The 26th annual Retirement Confidence Survey (RCS), prepared by the nonpartisan Employee Benefit Research Institute (EBRI) and Greenwald & Associates, finds that just 2% of workers and 1% of retirees say that they are very interested in obtaining financial advice in this manner. Nearly 4 out of 10 (39%) of workers say that they are either somewhat interested or not too interested in obtaining online advice – and among retirees, a whopping 83% are not at all interested in obtaining online advice.

That said, very few workers (6%) and even fewer retirees (4%) have ever actually gotten financial advice from an online advice provider. Of those who have, 68% of workers and 60% of retirees say that the advice was either very or somewhat helpful, though more than a quarter (27%) of retirees say that it was not at all helpful.

Cost Being Equal…

If costs were equal, 58% of workers and 38% of retirees say that they strongly prefer to meet an advisor in person. Only 5% of workers and 2% of retirees prefer to use an online advice provider. The likelihood of trying to do a retirement savings needs calculation increases with household income, education, and financial assets.
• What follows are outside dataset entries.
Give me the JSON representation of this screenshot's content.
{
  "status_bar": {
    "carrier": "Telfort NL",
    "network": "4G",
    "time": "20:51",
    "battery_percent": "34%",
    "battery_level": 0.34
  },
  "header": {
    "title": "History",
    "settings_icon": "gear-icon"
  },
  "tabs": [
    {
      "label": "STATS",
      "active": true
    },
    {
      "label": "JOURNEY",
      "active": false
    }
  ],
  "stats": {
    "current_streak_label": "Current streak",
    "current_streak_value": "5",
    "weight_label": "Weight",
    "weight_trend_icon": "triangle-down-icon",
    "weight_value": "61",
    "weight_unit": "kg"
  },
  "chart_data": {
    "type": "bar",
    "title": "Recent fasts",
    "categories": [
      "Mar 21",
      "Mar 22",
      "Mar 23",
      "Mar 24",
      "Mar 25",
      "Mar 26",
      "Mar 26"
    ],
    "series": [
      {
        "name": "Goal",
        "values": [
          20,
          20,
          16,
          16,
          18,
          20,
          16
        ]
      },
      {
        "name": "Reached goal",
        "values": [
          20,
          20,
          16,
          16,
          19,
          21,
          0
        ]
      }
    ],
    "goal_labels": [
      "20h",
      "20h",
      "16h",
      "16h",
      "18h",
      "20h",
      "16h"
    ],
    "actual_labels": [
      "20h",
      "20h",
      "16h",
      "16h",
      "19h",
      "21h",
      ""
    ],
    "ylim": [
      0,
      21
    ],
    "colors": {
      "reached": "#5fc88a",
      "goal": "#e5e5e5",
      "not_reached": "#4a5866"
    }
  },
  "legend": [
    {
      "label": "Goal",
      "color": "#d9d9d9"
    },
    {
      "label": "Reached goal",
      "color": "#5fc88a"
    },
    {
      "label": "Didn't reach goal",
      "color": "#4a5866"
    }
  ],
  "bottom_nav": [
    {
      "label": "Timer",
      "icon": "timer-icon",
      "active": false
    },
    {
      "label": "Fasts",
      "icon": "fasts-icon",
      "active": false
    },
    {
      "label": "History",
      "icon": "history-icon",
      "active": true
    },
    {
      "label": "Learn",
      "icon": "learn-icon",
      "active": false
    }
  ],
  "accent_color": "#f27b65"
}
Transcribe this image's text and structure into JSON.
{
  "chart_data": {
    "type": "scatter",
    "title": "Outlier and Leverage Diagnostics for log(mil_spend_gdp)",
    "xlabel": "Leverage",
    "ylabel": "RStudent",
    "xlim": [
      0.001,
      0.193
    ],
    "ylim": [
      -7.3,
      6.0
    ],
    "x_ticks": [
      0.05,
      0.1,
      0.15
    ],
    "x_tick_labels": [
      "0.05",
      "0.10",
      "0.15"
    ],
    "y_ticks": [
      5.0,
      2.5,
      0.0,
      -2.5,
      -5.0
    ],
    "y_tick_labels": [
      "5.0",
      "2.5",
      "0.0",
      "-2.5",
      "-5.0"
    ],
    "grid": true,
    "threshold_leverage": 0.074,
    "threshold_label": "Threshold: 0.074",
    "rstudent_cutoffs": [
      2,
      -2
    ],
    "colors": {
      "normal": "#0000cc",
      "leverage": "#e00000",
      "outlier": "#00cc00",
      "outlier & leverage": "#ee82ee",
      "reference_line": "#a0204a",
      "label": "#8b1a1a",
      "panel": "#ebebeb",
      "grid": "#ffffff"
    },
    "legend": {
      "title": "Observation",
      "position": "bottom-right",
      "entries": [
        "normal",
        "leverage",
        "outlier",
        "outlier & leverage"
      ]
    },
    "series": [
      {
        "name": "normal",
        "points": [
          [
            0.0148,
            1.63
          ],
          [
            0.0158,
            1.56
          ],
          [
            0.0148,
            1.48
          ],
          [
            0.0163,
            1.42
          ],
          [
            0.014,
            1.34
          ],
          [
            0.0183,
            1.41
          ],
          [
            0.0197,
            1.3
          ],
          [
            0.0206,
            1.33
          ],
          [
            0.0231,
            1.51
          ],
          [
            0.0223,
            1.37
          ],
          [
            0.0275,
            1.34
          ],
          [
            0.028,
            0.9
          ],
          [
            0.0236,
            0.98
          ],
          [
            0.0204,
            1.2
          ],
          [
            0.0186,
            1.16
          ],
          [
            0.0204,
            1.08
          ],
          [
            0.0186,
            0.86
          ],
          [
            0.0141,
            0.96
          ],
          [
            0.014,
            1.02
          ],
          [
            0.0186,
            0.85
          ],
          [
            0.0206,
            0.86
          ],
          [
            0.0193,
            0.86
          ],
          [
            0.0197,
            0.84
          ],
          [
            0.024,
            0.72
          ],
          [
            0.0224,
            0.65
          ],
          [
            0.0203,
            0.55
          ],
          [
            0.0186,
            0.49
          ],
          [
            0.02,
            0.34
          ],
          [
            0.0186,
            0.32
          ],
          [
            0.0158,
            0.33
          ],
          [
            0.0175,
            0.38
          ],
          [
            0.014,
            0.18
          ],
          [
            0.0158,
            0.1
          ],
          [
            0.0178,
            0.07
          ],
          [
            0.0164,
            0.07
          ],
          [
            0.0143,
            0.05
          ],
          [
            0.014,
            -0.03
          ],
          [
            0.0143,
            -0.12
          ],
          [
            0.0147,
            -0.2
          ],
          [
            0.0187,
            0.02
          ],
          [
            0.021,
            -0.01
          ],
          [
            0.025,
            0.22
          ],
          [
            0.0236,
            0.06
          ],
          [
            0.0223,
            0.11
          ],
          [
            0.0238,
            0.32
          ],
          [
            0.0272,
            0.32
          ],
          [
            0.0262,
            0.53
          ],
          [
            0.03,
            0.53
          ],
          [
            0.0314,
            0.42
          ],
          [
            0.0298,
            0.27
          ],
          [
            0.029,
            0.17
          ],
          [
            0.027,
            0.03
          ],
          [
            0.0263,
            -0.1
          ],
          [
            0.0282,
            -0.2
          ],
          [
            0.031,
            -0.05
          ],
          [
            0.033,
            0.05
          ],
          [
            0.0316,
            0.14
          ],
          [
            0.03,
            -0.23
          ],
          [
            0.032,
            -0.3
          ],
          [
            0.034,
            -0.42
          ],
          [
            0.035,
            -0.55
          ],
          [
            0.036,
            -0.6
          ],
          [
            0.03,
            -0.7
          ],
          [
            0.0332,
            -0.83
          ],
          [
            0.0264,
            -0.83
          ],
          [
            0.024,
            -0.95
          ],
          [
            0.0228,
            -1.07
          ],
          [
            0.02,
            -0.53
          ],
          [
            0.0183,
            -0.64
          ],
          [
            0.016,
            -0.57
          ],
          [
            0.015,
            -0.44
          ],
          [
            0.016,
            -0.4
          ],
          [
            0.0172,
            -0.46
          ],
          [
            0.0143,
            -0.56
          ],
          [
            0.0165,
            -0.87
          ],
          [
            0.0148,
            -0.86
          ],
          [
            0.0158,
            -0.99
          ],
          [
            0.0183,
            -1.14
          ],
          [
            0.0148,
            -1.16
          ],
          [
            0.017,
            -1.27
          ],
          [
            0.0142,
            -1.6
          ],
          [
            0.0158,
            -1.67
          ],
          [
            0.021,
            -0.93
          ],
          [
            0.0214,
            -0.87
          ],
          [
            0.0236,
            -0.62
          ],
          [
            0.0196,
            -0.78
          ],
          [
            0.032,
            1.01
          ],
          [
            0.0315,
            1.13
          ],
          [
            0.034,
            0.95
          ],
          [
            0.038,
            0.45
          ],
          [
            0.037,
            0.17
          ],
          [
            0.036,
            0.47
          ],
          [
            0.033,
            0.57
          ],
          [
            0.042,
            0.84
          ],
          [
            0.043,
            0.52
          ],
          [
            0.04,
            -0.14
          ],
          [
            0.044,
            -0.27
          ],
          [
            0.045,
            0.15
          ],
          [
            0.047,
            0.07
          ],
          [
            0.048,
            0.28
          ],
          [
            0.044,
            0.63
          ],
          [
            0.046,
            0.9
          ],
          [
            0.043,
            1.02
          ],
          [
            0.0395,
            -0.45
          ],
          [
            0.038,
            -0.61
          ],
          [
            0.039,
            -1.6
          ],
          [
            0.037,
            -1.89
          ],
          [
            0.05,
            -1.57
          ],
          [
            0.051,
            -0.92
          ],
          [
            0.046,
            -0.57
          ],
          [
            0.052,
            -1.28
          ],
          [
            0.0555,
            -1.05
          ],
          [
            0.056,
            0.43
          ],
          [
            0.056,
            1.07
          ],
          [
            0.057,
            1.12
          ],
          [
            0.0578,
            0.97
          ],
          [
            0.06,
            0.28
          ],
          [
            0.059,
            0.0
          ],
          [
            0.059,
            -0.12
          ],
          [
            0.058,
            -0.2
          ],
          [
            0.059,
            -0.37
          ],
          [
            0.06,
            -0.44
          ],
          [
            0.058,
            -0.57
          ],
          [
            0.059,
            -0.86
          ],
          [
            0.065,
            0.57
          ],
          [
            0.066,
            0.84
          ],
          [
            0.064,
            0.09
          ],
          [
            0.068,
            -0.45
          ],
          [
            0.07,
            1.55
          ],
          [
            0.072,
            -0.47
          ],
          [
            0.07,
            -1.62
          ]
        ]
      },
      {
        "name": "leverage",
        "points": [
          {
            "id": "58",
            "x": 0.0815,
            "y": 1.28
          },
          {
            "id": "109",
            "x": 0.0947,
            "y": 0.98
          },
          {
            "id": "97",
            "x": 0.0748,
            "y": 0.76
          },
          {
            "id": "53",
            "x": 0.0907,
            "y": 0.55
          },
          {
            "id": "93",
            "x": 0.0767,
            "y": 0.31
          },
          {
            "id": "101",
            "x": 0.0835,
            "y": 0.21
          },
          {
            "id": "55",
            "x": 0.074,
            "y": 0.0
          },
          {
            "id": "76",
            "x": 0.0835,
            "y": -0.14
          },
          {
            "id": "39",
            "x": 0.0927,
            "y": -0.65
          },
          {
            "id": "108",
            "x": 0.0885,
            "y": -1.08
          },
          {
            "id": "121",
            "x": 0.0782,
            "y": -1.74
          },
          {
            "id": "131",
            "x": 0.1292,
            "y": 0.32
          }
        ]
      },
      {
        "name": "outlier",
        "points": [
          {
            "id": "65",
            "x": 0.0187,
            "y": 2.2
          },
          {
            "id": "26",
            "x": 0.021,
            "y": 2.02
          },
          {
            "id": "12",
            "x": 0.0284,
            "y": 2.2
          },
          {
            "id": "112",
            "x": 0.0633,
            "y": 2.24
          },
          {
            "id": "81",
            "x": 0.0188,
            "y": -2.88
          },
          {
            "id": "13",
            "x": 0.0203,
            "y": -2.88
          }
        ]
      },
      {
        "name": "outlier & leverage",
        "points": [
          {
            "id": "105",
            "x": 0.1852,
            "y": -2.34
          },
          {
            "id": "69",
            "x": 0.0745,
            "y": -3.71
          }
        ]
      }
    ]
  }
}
And workers reporting they or their spouse participate in a DC plan are significantly more likely than those who do not participate in such a plan to have tried a calculation (58% vs. 34%).

More married workers (compared with unmarried workers) and retirement savers (compared with nonsavers) report trying to do a needs calculation. However, the 2015 RCS found that the methods of obtaining estimates of retirement savings needs were “varied” to say the least. Just over one in five (22%) asked a financial advisor, but:

  • 39% guessed;
  • 26% did their own estimate;
  • 10% used an online calculator;
  • 10% read or heard how much is needed;
  • 6% asked someone other than a financial adviser; and
  • 6% filled out a worksheet or form.

The RCS gauges the views and attitudes of working-age and retired Americans regarding retirement, their preparations for retirement, their confidence with regard to various aspects of retirement, and related issues. The survey was conducted from Jan. 2-Feb. 3 via 20-minute telephone interviews with 1,505 individuals (1,000 workers and 505 retirees) age 25 and older in the United States.